O estado do Paraná iniciou 2026 com a confirmação do maior salário mínimo regional do país. O novo piso estadual chega a R$ 2.407,90, valor significativamente superior ao salário mínimo nacional, que foi fixado em R$ 1.621 para o mesmo período.
A definição foi aprovada pelo Conselho Estadual do Trabalho, Emprego e Renda do Paraná (CETER), responsável por analisar e deliberar sobre a política salarial regional.
O reajuste passa a valer entre 1º de janeiro e 31 de dezembro de 2026 e beneficia trabalhadores que não possuem piso salarial definido por lei federal ou por acordos coletivos.
A política de salário mínimo regional é aplicada no estado justamente para garantir melhores condições de renda a diversas categorias profissionais que não possuem regulamentação salarial específica.
Paraná mantém liderança nacional em pisos regionais
Com a atualização dos valores, o Paraná segue ocupando a posição de estado com o maior salário mínimo regional do Brasil. O modelo adotado permite que trabalhadores recebam valores superiores ao mínimo nacional, especialmente em setores que possuem grande relevância para a economia local.
Essa política salarial busca equilibrar a valorização da mão de obra com a realidade econômica das empresas. Ao mesmo tempo, contribui para aumentar o poder de compra da população, estimular o consumo interno e fortalecer a economia estadual.
O salário mínimo regional também ajuda a reduzir desigualdades salariais em áreas onde não há negociações coletivas consolidadas.
Divisão salarial por grupos profissionais
O piso regional do Paraná é dividido em quatro faixas, organizadas de acordo com o tipo de atividade exercida pelo trabalhador. Esse modelo permite adaptar o valor mínimo à complexidade e às características de cada setor produtivo.
A primeira faixa estabelece piso de R$ 2.105,34 e é destinada a trabalhadores de atividades ligadas à agropecuária, exploração florestal e pesca. Essas áreas têm grande importância econômica no estado e concentram parte significativa da força de trabalho rural.
A segunda faixa foi fixada em R$ 2.181,63 e contempla profissionais que atuam em serviços administrativos, comércio, manutenção e reparação. Trata-se de um grupo bastante amplo que inclui trabalhadores presentes em diferentes segmentos da economia urbana.
Já a terceira faixa, com valor de R$ 2.250,04, abrange trabalhadores ligados à produção industrial de bens e serviços. Esse grupo inclui diversas funções da indústria de transformação e de setores produtivos estratégicos.

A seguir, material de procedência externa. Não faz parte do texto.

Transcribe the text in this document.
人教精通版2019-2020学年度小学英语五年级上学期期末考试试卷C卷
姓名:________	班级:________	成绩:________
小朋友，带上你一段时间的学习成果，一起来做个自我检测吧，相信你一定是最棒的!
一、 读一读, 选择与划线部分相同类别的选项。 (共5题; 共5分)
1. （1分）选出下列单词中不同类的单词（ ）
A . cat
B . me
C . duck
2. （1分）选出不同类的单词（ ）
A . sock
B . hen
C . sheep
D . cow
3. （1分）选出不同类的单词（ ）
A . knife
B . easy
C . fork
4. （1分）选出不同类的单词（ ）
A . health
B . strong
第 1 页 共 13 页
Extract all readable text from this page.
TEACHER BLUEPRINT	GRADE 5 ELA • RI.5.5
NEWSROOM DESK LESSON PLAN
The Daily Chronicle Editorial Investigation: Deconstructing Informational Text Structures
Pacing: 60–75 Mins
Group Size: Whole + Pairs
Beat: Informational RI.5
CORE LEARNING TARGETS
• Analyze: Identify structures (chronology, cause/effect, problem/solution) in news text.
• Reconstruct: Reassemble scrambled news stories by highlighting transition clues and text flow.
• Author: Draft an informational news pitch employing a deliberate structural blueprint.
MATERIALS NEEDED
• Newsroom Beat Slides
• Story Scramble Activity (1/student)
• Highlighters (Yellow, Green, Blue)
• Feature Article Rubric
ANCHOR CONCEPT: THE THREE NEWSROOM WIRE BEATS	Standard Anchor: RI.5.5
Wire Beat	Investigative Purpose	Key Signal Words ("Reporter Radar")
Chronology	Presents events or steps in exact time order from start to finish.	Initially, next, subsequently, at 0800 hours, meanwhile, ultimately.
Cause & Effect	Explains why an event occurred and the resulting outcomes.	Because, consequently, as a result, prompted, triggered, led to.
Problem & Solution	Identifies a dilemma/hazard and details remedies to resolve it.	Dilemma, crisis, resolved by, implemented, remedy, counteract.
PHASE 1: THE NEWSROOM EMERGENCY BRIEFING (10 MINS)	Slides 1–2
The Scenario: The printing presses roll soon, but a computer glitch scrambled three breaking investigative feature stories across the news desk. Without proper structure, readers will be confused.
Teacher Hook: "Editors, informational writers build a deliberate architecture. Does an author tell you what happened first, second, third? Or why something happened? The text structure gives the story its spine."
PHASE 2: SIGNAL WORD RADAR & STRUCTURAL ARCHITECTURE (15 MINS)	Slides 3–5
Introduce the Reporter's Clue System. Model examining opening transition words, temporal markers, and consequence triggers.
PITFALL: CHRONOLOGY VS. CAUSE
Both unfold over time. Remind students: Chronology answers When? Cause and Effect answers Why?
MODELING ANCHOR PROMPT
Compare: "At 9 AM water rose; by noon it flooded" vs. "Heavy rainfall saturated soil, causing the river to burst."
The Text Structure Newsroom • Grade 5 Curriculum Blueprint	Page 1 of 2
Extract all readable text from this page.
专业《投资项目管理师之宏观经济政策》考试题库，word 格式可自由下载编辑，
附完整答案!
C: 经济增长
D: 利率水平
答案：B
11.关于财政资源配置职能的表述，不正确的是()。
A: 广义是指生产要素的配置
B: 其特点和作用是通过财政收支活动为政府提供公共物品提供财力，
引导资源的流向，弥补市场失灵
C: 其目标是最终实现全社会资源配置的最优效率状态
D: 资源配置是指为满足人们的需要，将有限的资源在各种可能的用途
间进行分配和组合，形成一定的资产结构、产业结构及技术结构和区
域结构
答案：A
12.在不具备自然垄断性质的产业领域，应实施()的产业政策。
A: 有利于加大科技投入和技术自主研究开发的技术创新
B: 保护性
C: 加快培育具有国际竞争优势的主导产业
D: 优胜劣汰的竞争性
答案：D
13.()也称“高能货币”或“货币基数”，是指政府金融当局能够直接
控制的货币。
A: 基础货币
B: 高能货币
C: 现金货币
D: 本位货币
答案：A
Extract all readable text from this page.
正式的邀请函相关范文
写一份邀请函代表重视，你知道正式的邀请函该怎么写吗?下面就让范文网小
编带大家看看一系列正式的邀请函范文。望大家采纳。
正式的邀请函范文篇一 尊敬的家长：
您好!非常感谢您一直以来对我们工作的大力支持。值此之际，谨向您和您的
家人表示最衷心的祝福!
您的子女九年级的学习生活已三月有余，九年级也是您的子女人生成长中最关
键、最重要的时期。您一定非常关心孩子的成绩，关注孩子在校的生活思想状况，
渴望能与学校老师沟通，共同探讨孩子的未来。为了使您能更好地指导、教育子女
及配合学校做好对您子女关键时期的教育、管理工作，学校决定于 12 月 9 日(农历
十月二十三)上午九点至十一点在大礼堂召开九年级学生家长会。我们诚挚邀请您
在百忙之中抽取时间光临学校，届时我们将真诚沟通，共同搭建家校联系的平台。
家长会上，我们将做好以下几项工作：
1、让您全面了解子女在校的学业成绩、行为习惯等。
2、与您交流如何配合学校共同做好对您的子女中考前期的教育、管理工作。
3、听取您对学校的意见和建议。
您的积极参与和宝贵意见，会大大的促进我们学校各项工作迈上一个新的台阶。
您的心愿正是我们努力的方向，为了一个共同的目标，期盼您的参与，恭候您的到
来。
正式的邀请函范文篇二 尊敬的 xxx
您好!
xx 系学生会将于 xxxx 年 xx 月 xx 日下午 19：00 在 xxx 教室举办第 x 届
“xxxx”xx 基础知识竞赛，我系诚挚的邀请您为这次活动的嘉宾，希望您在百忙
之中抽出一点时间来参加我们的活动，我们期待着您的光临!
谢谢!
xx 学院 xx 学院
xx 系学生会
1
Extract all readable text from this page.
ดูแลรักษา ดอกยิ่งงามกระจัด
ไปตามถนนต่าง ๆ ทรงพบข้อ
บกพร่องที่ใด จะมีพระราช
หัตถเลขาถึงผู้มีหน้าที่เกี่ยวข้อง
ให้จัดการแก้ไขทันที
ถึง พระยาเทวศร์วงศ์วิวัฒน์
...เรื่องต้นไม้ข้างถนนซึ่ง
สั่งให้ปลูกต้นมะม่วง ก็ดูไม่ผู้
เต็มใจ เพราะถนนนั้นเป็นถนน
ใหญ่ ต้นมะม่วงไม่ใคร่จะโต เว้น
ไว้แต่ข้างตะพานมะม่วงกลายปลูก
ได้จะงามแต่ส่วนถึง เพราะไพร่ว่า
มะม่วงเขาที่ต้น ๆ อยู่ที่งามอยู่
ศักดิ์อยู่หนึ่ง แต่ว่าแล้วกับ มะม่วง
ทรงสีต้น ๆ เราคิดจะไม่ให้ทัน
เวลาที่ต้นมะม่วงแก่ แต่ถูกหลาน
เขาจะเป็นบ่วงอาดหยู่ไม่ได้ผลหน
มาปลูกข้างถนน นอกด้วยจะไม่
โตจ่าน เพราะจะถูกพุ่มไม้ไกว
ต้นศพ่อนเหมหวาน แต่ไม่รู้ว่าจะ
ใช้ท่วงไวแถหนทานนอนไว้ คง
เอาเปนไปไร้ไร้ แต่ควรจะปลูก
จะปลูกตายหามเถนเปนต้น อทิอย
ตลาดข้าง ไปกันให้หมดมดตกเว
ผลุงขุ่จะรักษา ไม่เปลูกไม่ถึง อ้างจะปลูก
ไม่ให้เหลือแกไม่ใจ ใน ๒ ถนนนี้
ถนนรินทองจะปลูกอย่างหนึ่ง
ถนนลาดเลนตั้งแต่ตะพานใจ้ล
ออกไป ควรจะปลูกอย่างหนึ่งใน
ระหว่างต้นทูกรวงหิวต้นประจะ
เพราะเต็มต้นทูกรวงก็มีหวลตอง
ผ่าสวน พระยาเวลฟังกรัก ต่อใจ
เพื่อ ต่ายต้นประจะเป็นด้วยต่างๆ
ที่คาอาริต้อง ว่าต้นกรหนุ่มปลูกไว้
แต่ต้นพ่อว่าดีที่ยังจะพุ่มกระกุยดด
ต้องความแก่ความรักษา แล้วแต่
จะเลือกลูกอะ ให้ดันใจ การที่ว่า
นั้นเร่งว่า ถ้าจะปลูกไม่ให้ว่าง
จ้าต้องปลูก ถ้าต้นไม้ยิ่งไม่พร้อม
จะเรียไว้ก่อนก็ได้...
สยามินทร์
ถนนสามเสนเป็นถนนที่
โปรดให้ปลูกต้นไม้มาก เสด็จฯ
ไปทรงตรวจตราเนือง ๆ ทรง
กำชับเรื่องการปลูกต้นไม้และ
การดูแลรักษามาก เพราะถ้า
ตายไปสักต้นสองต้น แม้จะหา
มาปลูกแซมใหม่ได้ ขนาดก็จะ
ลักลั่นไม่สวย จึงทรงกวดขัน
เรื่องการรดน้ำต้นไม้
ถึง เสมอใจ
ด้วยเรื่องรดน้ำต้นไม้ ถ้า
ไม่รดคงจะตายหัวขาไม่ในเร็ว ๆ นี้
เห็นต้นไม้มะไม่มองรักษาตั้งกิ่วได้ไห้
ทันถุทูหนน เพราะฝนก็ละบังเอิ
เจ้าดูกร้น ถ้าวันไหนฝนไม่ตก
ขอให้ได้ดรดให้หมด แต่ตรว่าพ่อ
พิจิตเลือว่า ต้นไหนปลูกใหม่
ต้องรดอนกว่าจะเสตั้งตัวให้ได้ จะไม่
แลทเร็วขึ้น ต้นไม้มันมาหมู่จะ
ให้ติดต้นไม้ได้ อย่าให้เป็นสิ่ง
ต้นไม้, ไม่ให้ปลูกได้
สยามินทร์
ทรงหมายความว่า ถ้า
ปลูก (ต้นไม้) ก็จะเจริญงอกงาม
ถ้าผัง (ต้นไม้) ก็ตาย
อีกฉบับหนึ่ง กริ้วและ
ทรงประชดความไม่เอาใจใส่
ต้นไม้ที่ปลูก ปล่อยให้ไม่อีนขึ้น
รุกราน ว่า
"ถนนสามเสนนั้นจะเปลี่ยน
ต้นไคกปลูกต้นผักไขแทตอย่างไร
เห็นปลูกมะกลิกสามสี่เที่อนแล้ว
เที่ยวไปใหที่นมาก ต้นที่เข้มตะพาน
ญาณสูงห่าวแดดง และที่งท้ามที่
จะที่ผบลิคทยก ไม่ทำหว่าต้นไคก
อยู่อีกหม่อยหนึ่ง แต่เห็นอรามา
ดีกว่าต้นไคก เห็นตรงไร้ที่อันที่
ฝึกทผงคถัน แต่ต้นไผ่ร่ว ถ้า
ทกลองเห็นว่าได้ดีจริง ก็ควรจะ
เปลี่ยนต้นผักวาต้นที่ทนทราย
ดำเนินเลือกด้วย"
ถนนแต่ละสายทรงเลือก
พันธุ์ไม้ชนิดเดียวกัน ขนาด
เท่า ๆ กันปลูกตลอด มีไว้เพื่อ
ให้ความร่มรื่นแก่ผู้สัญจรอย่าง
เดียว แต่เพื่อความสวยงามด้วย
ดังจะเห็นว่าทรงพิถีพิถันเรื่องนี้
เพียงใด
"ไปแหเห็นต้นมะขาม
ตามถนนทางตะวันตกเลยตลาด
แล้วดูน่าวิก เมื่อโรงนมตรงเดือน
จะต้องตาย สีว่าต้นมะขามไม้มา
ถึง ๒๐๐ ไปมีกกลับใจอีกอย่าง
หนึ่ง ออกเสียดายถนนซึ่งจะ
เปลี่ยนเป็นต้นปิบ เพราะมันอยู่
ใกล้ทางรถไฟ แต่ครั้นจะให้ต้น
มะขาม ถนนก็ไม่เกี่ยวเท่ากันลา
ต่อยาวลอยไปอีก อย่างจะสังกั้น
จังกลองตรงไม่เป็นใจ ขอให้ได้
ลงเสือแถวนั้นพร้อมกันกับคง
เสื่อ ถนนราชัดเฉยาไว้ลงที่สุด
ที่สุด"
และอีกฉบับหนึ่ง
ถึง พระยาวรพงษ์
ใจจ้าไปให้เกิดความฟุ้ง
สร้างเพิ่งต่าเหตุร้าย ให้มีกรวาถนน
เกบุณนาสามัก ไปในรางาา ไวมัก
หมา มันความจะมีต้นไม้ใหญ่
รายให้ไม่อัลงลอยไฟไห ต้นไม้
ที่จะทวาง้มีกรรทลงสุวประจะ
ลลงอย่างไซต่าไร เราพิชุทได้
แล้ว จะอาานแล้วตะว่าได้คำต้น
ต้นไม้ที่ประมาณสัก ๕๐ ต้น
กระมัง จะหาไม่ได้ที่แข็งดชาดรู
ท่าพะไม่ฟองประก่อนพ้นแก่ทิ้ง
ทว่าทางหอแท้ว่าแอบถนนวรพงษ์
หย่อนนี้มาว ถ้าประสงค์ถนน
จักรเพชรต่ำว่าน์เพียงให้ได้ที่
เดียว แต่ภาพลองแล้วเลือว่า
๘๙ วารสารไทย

A quarta e última faixa possui o maior valor, R$ 2.407,90, sendo destinada a técnicos de nível médio que desempenham atividades especializadas em diferentes áreas profissionais.
Critérios técnicos para definição do novo valor
O cálculo do piso regional segue parâmetros definidos pela legislação estadual e utiliza indicadores econômicos oficiais.
Entre os principais fatores considerados está o Índice Nacional de Preços ao Consumidor (INPC), que mede a inflação para famílias de menor renda e é calculado pelo Instituto Brasileiro de Geografia e Estatística (IBGE).
Além da inflação, o processo também leva em conta a política nacional de valorização do salário mínimo e as condições econômicas do estado. O objetivo é estabelecer um valor que promova a valorização do trabalhador sem comprometer a sustentabilidade das empresas.
Outro ponto importante é a análise das particularidades de cada setor produtivo, o que permite ajustar os pisos salariais de forma mais realista.
Papel do Conselho Estadual do Trabalho
A definição do novo piso foi resultado de negociações realizadas dentro do Conselho Estadual do Trabalho, órgão responsável por acompanhar as políticas de emprego e renda no estado. O conselho reúne representantes do governo, empregadores e trabalhadores, formando um espaço permanente de diálogo.
O presidente do conselho, Luiz Roberto Romano, destacou que o processo de aprovação demonstra o amadurecimento das discussões institucionais sobre política salarial. Segundo ele, as decisões foram tomadas com base em dados econômicos, responsabilidade social e negociação entre as partes envolvidas.
Esse modelo de gestão busca garantir que diferentes interesses sejam considerados na formulação das políticas públicas de trabalho.
Impactos para trabalhadores e economia
O aumento do salário mínimo regional tende a gerar impactos importantes tanto para trabalhadores quanto para o mercado. A elevação do piso contribui para ampliar a renda de milhares de profissionais e pode estimular o consumo em diferentes setores da economia.
Por outro lado, empresas precisam se adaptar aos novos custos trabalhistas, especialmente aquelas que empregam grande número de trabalhadores nas faixas salariais mais baixas.
Mesmo com esses desafios, o modelo paranaense continua sendo considerado um exemplo de política regional de valorização do trabalho, reforçando a importância de mecanismos que busquem equilibrar crescimento econômico e melhoria das condições de vida da população.